The model is tuned by taking advantage of the structured elements of typing - we type language, and in language, symbols follow other symbols with regular probabilities. We also type on standard keyboards, which means things like the delay between certain keystrokes and the probability of mistyping a letter is regular. The tool used to model these regularities is a Hidden Markov Model.
Andrei Markov thinking about
how cool it will be to have a
model named after him.

In any system that goes from one state to another in a probabilistic (rather than a known or predetermined) way, a Markov model is a way of representing the set of possible states and the probability of moving to any state given a starting point in some other state. Applied to keystroke recognition, this is actually quite intuitive: if I have typed "Andrei is a badass nam", you can predict that the next letter I will type will be "e". Even knowing that the previous letter was 'm' narrows the choice down significantly. Here is wikipedia's excellent concrete example of a Markov Model, with Python code.

Markov hated shopping
Note that the system doesn't have to start off with a knowledge of which letters are more likely to follow others - it just listens to someone typing away and begins to tune its probabilities (by Expectancy Maximization, math fans). Once you identify the classes, resolving it to text is just solving a simple substitution cipher.

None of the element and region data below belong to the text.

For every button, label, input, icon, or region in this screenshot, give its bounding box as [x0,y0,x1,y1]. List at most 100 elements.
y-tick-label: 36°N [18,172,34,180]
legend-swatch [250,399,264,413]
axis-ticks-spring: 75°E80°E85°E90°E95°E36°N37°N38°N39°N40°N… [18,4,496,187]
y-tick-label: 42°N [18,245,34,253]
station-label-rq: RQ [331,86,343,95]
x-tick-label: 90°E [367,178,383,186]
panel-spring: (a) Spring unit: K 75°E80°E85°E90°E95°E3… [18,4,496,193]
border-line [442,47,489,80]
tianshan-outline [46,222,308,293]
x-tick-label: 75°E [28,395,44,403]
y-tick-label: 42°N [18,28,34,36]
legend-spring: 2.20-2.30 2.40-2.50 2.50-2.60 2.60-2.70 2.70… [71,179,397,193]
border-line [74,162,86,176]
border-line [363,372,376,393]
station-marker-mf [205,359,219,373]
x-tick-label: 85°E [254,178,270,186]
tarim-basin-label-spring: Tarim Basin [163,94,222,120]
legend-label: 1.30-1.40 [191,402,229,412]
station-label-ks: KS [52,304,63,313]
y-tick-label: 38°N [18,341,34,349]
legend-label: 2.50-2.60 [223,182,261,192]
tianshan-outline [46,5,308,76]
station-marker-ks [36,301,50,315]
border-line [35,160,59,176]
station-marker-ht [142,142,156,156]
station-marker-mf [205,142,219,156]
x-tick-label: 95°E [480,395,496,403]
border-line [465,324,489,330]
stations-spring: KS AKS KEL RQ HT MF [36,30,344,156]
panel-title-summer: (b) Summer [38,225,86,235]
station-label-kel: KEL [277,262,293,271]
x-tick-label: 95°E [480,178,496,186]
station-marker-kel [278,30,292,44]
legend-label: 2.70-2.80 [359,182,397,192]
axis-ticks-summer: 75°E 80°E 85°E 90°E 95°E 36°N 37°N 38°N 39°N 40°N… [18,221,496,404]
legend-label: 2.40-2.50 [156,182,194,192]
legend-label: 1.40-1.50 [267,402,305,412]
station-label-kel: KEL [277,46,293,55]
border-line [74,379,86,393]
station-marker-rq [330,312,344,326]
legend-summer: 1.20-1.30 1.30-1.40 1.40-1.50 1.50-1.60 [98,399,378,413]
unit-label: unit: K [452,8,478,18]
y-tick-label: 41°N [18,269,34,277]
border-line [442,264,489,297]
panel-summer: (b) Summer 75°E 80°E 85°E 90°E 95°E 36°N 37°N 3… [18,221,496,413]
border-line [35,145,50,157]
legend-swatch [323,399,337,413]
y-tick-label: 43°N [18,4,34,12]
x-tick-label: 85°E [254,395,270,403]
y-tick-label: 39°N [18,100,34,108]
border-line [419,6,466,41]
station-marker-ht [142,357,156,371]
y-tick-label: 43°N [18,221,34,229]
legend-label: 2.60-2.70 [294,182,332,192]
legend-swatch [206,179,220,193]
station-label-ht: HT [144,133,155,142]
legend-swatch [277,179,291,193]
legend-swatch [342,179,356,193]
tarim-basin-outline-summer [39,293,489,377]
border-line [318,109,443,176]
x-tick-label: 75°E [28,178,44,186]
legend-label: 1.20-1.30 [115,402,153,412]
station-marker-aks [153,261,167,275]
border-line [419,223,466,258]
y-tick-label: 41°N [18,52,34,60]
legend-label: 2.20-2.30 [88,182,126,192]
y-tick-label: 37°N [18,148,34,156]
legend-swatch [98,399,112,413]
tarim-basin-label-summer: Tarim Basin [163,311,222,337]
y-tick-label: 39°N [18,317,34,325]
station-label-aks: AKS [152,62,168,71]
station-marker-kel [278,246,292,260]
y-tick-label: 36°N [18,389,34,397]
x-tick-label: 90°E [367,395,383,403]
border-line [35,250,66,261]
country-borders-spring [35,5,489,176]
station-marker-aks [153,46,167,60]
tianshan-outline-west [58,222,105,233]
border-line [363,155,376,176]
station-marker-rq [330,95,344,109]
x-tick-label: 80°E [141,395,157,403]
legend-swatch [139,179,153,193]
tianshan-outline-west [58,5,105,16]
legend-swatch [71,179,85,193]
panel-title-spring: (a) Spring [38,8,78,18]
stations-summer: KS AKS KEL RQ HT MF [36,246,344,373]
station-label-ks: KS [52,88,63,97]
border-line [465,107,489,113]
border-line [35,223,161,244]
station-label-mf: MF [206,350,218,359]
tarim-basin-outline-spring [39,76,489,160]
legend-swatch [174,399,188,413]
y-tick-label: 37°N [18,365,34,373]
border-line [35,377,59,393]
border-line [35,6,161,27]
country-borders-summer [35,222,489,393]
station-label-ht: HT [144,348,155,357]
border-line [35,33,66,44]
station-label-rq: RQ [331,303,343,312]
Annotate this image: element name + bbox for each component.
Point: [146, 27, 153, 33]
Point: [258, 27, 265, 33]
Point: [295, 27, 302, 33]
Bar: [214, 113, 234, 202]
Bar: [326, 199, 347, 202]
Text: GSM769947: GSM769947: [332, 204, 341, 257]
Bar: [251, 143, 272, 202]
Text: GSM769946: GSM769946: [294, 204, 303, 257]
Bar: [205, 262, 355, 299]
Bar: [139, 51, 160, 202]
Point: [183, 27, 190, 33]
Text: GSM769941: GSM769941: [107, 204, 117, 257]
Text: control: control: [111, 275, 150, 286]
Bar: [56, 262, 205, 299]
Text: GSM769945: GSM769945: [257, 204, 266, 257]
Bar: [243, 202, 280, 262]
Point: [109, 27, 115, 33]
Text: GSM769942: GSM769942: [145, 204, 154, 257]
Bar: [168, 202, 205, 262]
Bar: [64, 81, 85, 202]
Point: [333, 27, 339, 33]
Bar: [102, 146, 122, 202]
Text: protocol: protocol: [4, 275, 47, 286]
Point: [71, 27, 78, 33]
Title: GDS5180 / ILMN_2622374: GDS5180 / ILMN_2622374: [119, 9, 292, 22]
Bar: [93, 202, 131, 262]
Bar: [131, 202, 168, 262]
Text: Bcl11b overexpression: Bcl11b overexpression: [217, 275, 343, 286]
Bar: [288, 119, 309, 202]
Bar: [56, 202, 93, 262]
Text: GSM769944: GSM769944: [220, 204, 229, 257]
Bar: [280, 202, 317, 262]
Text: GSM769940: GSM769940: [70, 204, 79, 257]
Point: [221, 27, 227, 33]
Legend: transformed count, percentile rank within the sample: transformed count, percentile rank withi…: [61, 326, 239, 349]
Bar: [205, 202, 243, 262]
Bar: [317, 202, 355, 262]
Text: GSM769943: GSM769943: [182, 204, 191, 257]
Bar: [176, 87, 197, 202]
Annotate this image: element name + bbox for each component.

A couple of other techniques are used, including a spell checker and an n-gram language model. I've left out a lot of detail here obviously, but I'd encourage you to have a glance over the paper. It's quite accessible in parts, and it's a lovely example of a complex task that is intuitively very difficult, and probably impossible for humans (prove me wrong!).  Maybe the most similar task humans have to perform is when we are about 18 months old and our mothers start babbling to us, pointing, smiling, imitating, and tuning the little parameters in our own little model.